男が意識を取り戻したとき、その日の闘技は終わっていた。 「派手にやられたな、デニス。お前に賭けるんじゃなかった、大損だぜ」 起き上がると、隣に座っていた友人、エーミールが苦笑いを浮かべて言った。 まだ痛む顎と額をさすっていると、エーミールが言う。 「スゴかったぜ、あのガキ。お前の次のヤツは、首にロープを絡められて、息が詰まった隙に蹴られて負け、その次のヤツは自分の腕にロープを絡めさせてガキの動きを封じ、牽制(けんせい)したつもりだったらしいが、あのガキ、そいつの周りをものすげえ速さで回ってロープで相手をがんじがらめにして、後頭部を蹴った。次のヤツは、ガキがナイフを放(はな)った隙に、背後に回って倒そうとしたらしいが、ガキは投げたナイフをあっという間に戻して、ナイフの切っ先を相手の脇腹に突き刺した。そのまま駆けて行って、ナイフを押し込んで、相手は降参。結局、次は現れず、ガキの勝利だ。ありゃあ、プロだな」 その言葉に、男……デニスは頷いて言う。 「ああ、並みのヤツじゃない。ひょっとしたら、どこかで用心棒稼業でもしてるんじゃないか?」 「そうじゃない」とエーミールが真面目な顔で言った。 「俺が言う“プロ”っていうのは……。殺しのプロ、ってことさ」 「……まさか?」 「あのガキ、相手にとどめの一撃を食らわせたときも、そのあとも、まったく表情が変わらねえ、あの歳で、だ。それだけじゃない、“加減”を知ってる節がある……殺さない程度の“加減”をな」 もし、エーミールの言う通りなら。

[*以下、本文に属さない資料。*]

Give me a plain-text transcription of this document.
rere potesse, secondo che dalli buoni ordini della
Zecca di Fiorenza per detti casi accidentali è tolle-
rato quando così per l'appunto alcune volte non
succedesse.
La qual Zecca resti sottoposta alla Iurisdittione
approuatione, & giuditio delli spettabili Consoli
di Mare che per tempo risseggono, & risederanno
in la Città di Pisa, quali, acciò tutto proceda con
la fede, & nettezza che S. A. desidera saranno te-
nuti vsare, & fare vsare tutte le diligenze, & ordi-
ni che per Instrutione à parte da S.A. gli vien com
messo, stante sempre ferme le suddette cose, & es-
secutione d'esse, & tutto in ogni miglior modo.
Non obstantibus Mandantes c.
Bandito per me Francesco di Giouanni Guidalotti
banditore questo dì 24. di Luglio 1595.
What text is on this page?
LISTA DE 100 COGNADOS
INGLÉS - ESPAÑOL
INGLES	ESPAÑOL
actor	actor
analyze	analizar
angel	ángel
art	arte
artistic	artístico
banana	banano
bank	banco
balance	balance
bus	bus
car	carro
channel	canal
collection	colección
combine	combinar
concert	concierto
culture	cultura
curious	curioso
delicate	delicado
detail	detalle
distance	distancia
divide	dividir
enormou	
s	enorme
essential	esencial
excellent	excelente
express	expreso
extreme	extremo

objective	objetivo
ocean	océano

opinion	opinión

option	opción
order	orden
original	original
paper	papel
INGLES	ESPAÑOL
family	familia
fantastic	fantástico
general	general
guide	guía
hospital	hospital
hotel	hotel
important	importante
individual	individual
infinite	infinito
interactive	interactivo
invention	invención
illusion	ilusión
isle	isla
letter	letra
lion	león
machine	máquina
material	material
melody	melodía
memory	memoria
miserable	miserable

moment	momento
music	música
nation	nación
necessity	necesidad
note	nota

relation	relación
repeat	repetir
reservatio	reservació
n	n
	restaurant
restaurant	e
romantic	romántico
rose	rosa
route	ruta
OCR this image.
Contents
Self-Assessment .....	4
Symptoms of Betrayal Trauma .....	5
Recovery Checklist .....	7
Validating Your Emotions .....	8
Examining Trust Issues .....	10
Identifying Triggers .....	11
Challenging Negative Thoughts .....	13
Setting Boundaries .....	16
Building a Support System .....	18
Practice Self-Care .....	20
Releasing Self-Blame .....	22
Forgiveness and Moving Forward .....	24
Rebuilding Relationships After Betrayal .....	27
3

自分は、運が良かったのだろう。 そのときになって、初めてデニスの額からイヤな汗が流れ始めた。
貧民街のヤサに帰ってくると、ウンディーネは隠れ家の中で軽く脚の運動をしていた。 「もういいのか?」 サラマンダーがそう聞くと、ウンディーネは頷いて応える。 「ええ。魔法の力が宿ってるせいかしらね。昼には痺れも怠さも、痛みも和(やわ)らいだわ」 ノルデンから脱出して三日、ウンディーネは本調子に復しつつあるらしい。 「そういえば、こんな夜遅くに、あなたはどこ行ってたの、サラマンダー? 子どもはおネンネする時間よ? それに、キースリングのスパイみたいなヤツが、うろついてる。妙な行動は避けた方がいいわ。お尻ペンペンされるわよ?」 からかうような言葉にも拘わらず、その表情はつまらなさそうだ。 「知ってる。あの赤毛の商人だろ? ニコニコしてるくせに、目つきが、たまに鋭くなる。お前を見る時には、特にな。大方(おおかた)、娼館(しょうかん)に売り飛ばしたら、どんだけ儲けられるか、値踏みしてるんじゃないか? お前、美人だから」 こちらも、からかってやる。ただし「美人」という感想は本音だが。 「……………………」 「……………………悪かったよ」 ウンディーネは無表情だが、ちょっと怒っているようにも見えて、つい謝ってしまった。そしてサラマンダーは、自分が行っていた場所を話す。 「棄民街にあるっていう、賭け闘技場だ。そういう情報を仕入れたんでね、軍資金を稼いでおこうと思ったんだ。入り込むには、門衛に金を握らせないとならないが、勝ったときの報奨金はかなりのものだぜ? 何せ、今回のスポンサーはマイヤーハイム公爵の領内に住んでる、オルデンベルク伯爵のところのボンクラ息子だからな」 「知ってるの?」 「半年前、なんかの秘密を知った、とかいう女を始末に行ったら、同じベッドに寝てた。目を覚まして、隣に寝てる女が血まみれで死んでるのに気づいたときの、あのボンクラ息子の顔、お前にも見せたかったぜ」 今思い出しても、吹き出してしまう。 「興味ないわ。その女の死に顔なら、見たかったけど」 ニヤリとして、ウンディーネは言う。多分、冗談じゃなく、本気だろう。 そう実感して、肩をすくめ、サラマンダーは棚の上のブドウ酒の瓶を取る。 「ねえ、サラマンダー。あなたの左腕に、魔法の力が宿ってるのよね?」 ウンディーネの問いに答えながら、サラマンダーは別の棚に置いてあるグラスを取る。 「ああ。なんで両腕じゃなく、左腕なのか、例のひょろ長いノッポに聞いたけど、教えてくれなかった」 少し考えて、ウンディーネは言った。 「私に考えがあるの、アストリットを殺す『手』について」 その瞳には、自信にも似た光が宿っていた。